Course:CPSC312-2023/UBC-Course-Scheduler

From UBC Wiki

UBC Course Scheduler

Authors: Yu, James

What is the problem?

Our specific goal is to implement the course scheduler for UBC students. Our application is going to be Web based. The users select the number of credits to finish, the specific course name & number, the time span they don’t want to have the course, favorite courses or course year level, then the website provides the optional course schedules according to their requests. There are several challenges in this project. One of them is that how feasible making a web app in Prolog is, compared to a widely known imperative language like Javascript. Another challenge is that the problem solving for course scheduling given the student's preference and the pre-defined facts about the courses.

What is the something extra?

  • Having web app as the user interface and this makes the user easy to request the form and see the recommended schedule.
  • Allowing users to use natural language to query the the course relations. For example, "what courses require <course___>". One challenge will be preserving context between queries if, for example, after submitting the above query the user then submits "but consists only of CPSC courses".

What did we learn from doing this?

Prolog is basically useful since it's well-suited for representing and reasoning with complex knowledge and relationships between entities. This enables us to apply the feature to the UBC course scheduler to select the schedules based on the user's request.
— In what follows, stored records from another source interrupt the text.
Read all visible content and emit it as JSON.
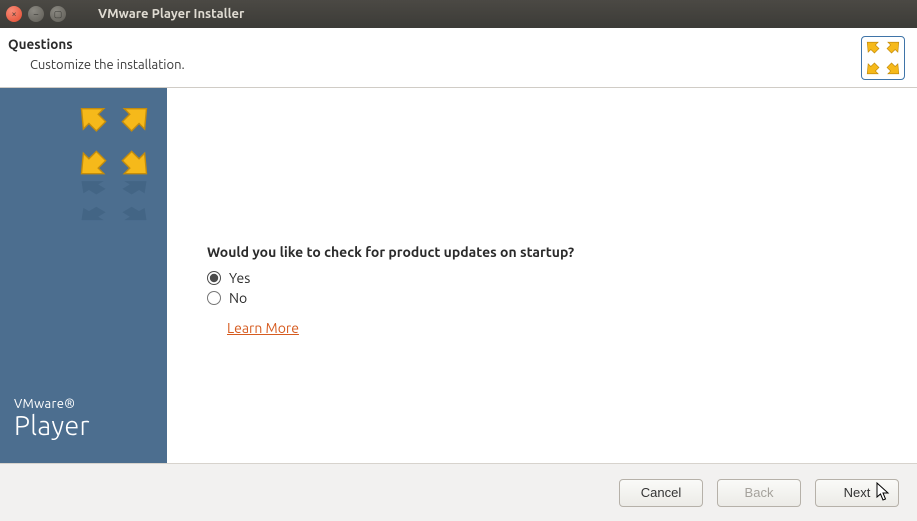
{
  "titlebar": {
    "title": "VMware Player Installer"
  },
  "header": {
    "title": "Questions",
    "subtitle": "Customize the installation."
  },
  "sidebar": {
    "brand_small": "VMware®",
    "brand_large": "Player"
  },
  "content": {
    "question": "Would you like to check for product updates on startup?",
    "options": {
      "yes": "Yes",
      "no": "No",
      "selected": "yes"
    },
    "learn_more": "Learn More"
  },
  "footer": {
    "cancel": "Cancel",
    "back": "Back",
    "next": "Next"
  },
  "colors": {
    "sidebar_bg": "#4c6e8f",
    "logo_yellow": "#f6b91a",
    "link": "#d65b1f"
  }
}
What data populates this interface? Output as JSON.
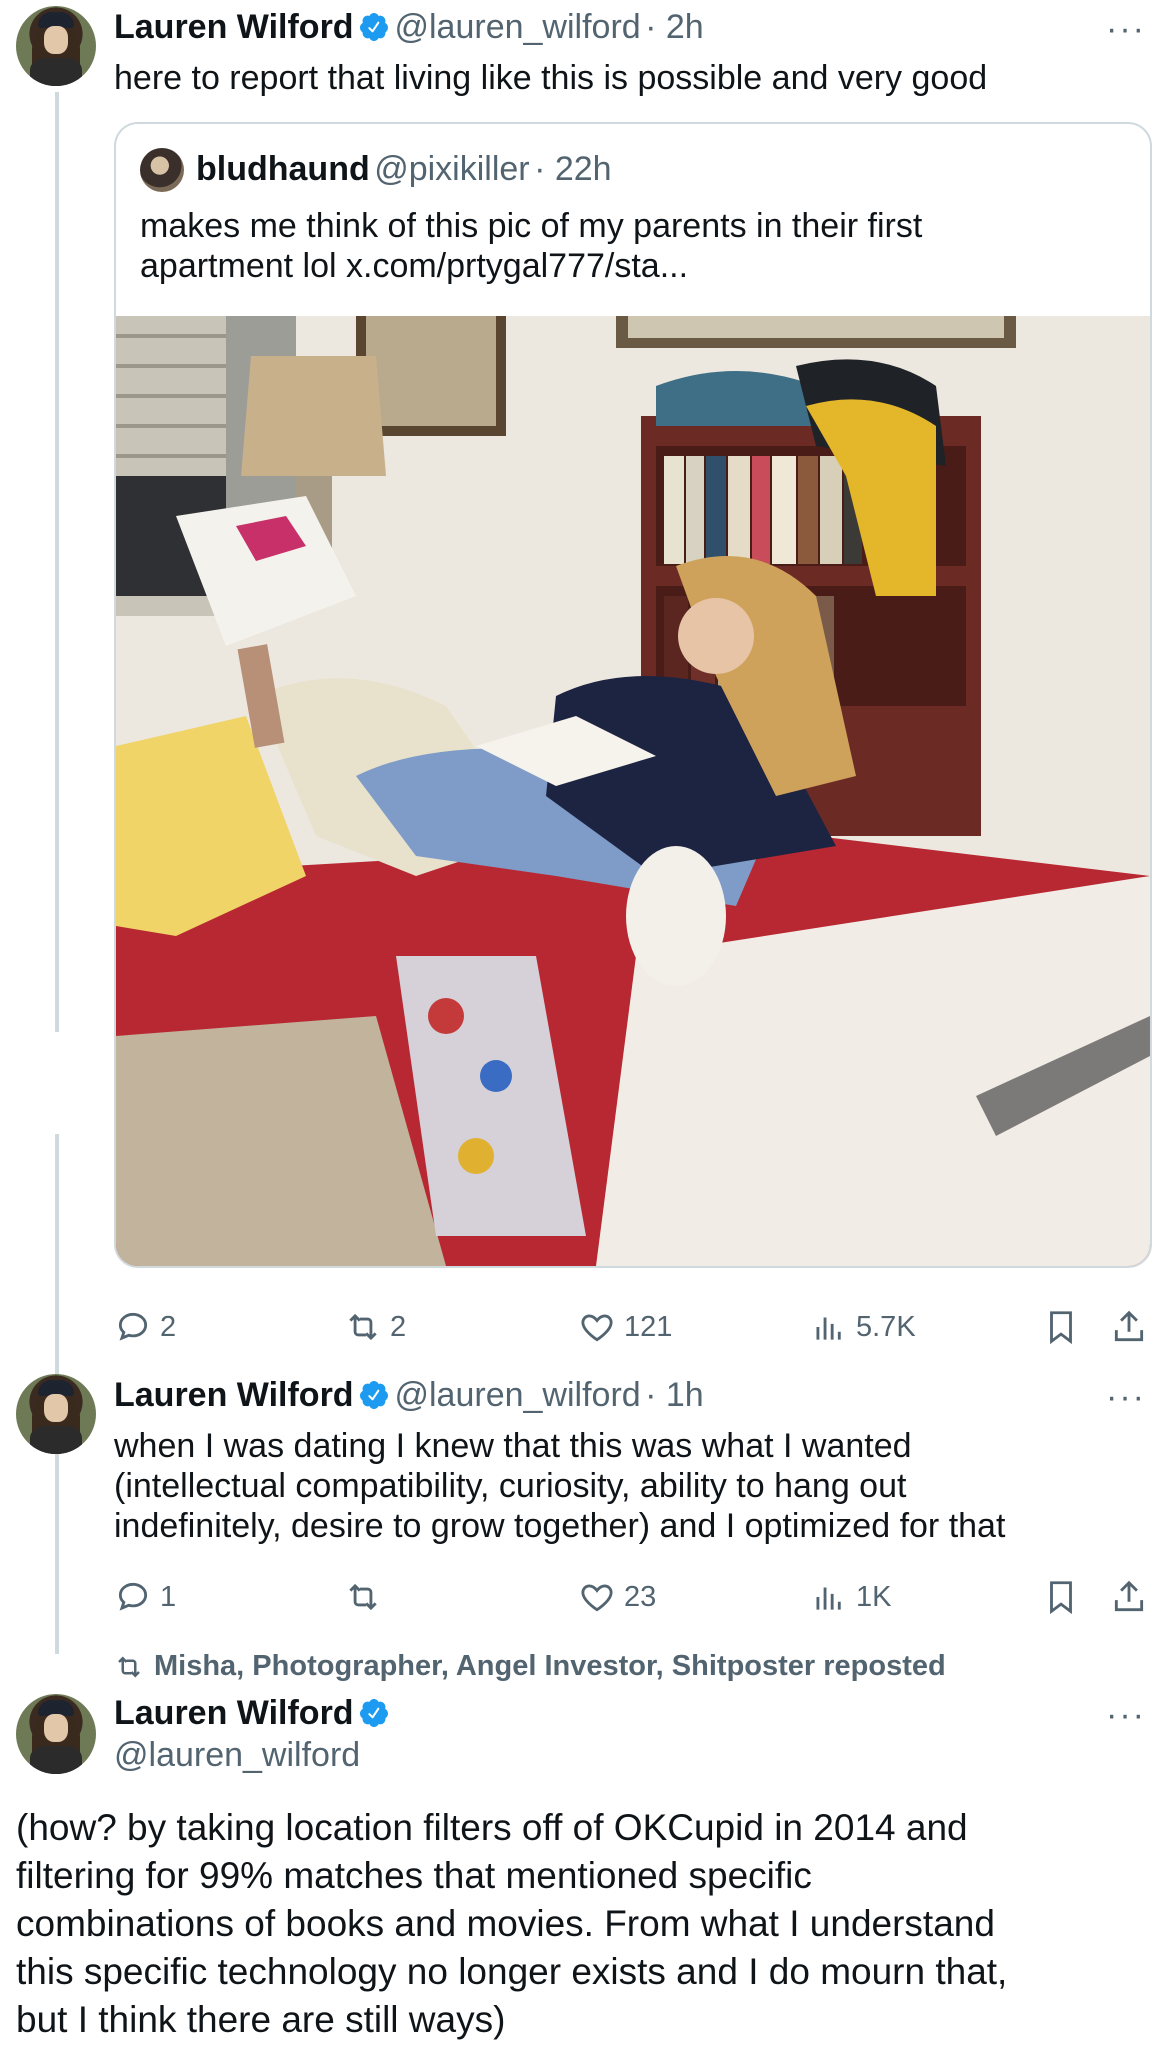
{
  "tweet1": {
    "name": "Lauren Wilford",
    "handle": "@lauren_wilford",
    "time": "· 2h",
    "text": "here to report that living like this is possible and very good",
    "more": "···"
  },
  "quote": {
    "name": "bludhaund",
    "handle": "@pixikiller",
    "time": "· 22h",
    "text_line1": "makes me think of this pic of my parents in their first",
    "text_line2": "apartment lol  x.com/prtygal777/sta..."
  },
  "tweet1_actions": {
    "replies": "2",
    "reposts": "2",
    "likes": "121",
    "views": "5.7K"
  },
  "tweet2": {
    "name": "Lauren Wilford",
    "handle": "@lauren_wilford",
    "time": "· 1h",
    "text_line1": "when I was dating I knew that this was what I wanted",
    "text_line2": "(intellectual compatibility, curiosity, ability to hang out",
    "text_line3": "indefinitely, desire to grow together) and I optimized for that",
    "more": "···"
  },
  "tweet2_actions": {
    "replies": "1",
    "reposts": "",
    "likes": "23",
    "views": "1K"
  },
  "repost_banner": "Misha, Photographer, Angel Investor, Shitposter reposted",
  "tweet3": {
    "name": "Lauren Wilford",
    "handle": "@lauren_wilford",
    "more": "···",
    "text_lines": [
      "(how? by taking location filters off of OKCupid in 2014 and",
      "filtering for 99% matches that mentioned specific",
      "combinations of books and movies. From what I understand",
      "this specific technology no longer exists and I do mourn that,",
      "but I think there are still ways)"
    ]
  },
  "colors": {
    "verified": "#1d9bf0",
    "secondary_text": "#536471",
    "border": "#cfd9de"
  }
}
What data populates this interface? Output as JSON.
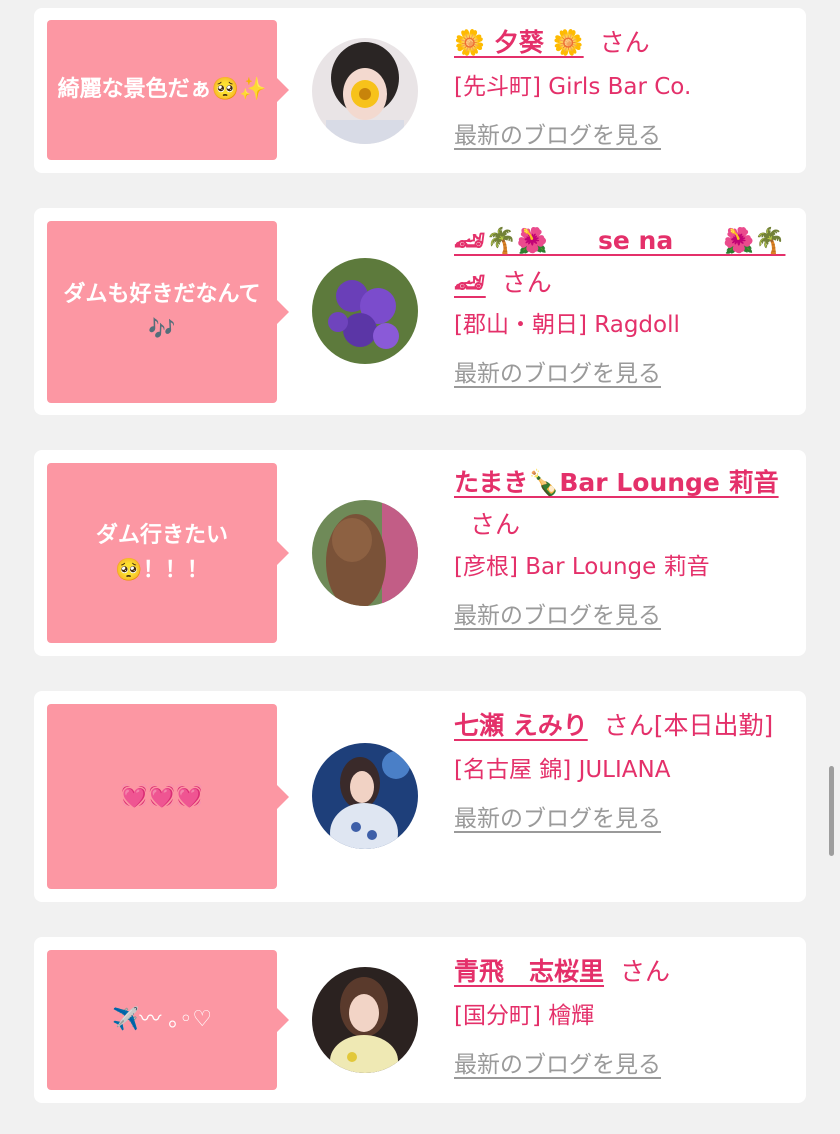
{
  "cards": [
    {
      "comment": "綺麗な景色だぁ🥺✨",
      "name": "🌼 夕葵 🌼",
      "honorific": "さん",
      "shop": "[先斗町] Girls Bar Co.",
      "blog_link": "最新のブログを見る"
    },
    {
      "comment": "ダムも好きだなんて🎶",
      "name": "🏎🌴🌺　　se na　　🌺🌴🏎",
      "honorific": "さん",
      "shop": "[郡山・朝日] Ragdoll",
      "blog_link": "最新のブログを見る"
    },
    {
      "comment": "ダム行きたい🥺！！！",
      "name": "たまき🍾Bar Lounge 莉音",
      "honorific": "さん",
      "shop": "[彦根] Bar Lounge 莉音",
      "blog_link": "最新のブログを見る"
    },
    {
      "comment": "💓💓💓",
      "name": "七瀬 えみり",
      "honorific": "さん[本日出勤]",
      "shop": "[名古屋 錦] JULIANA",
      "blog_link": "最新のブログを見る"
    },
    {
      "comment": "✈️︎〰 ｡◦♡",
      "name": "青飛　志桜里",
      "honorific": "さん",
      "shop": "[国分町] 檜輝",
      "blog_link": "最新のブログを見る"
    }
  ]
}
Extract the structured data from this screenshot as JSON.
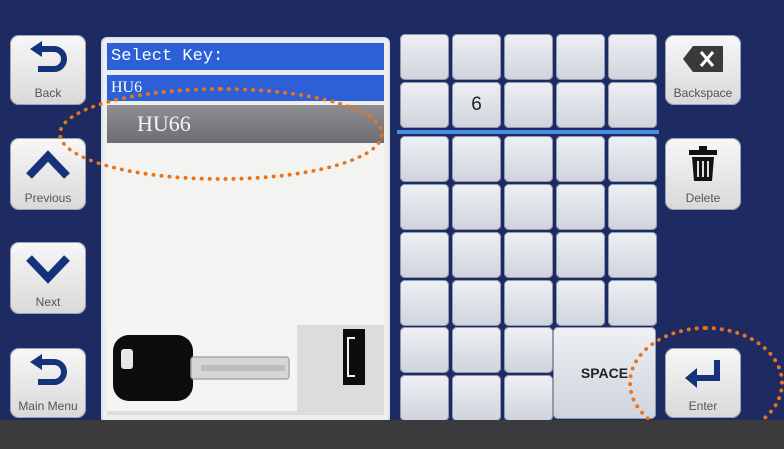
{
  "left_buttons": [
    {
      "label": "Back",
      "icon": "back-arrow-icon"
    },
    {
      "label": "Previous",
      "icon": "chevron-up-icon"
    },
    {
      "label": "Next",
      "icon": "chevron-down-icon"
    },
    {
      "label": "Main Menu",
      "icon": "back-arrow-icon"
    }
  ],
  "right_buttons": [
    {
      "label": "Backspace",
      "icon": "backspace-icon"
    },
    {
      "label": "Delete",
      "icon": "trash-icon"
    },
    {
      "label": "Enter",
      "icon": "enter-icon"
    }
  ],
  "panel": {
    "title": "Select Key:",
    "input_value": "HU6",
    "selected_result": "HU66"
  },
  "keypad": {
    "rows": [
      [
        "",
        "",
        "",
        "",
        ""
      ],
      [
        "",
        "6",
        "",
        "",
        ""
      ],
      [
        "",
        "",
        "",
        "",
        ""
      ],
      [
        "",
        "",
        "",
        "",
        ""
      ],
      [
        "",
        "",
        "",
        "",
        ""
      ],
      [
        "",
        "",
        "",
        "",
        ""
      ]
    ],
    "space_label": "SPACE"
  },
  "colors": {
    "background": "#1d2b62",
    "highlight_blue": "#2d5fd6",
    "annotation_orange": "#e8741e"
  }
}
Also, because our application is web-based, we learned how to create a basic Prolog web backend that allows a user to query the knowledge base via browser. For the Natural-Language portion of our project our project, we gathered facts about UBC courses and experimented with different ways of storing facts in our knowledge base, and determined what should/shouldn't be an individual entity, and what should. We also learned how our structured-language grammar relates to our fact structure.

Testing is easy due to its declarative nature and its ability to reason logically about a problem. With Prolog, we can express our program as a series of logical rules and facts, which can be easily tested by running queries against them.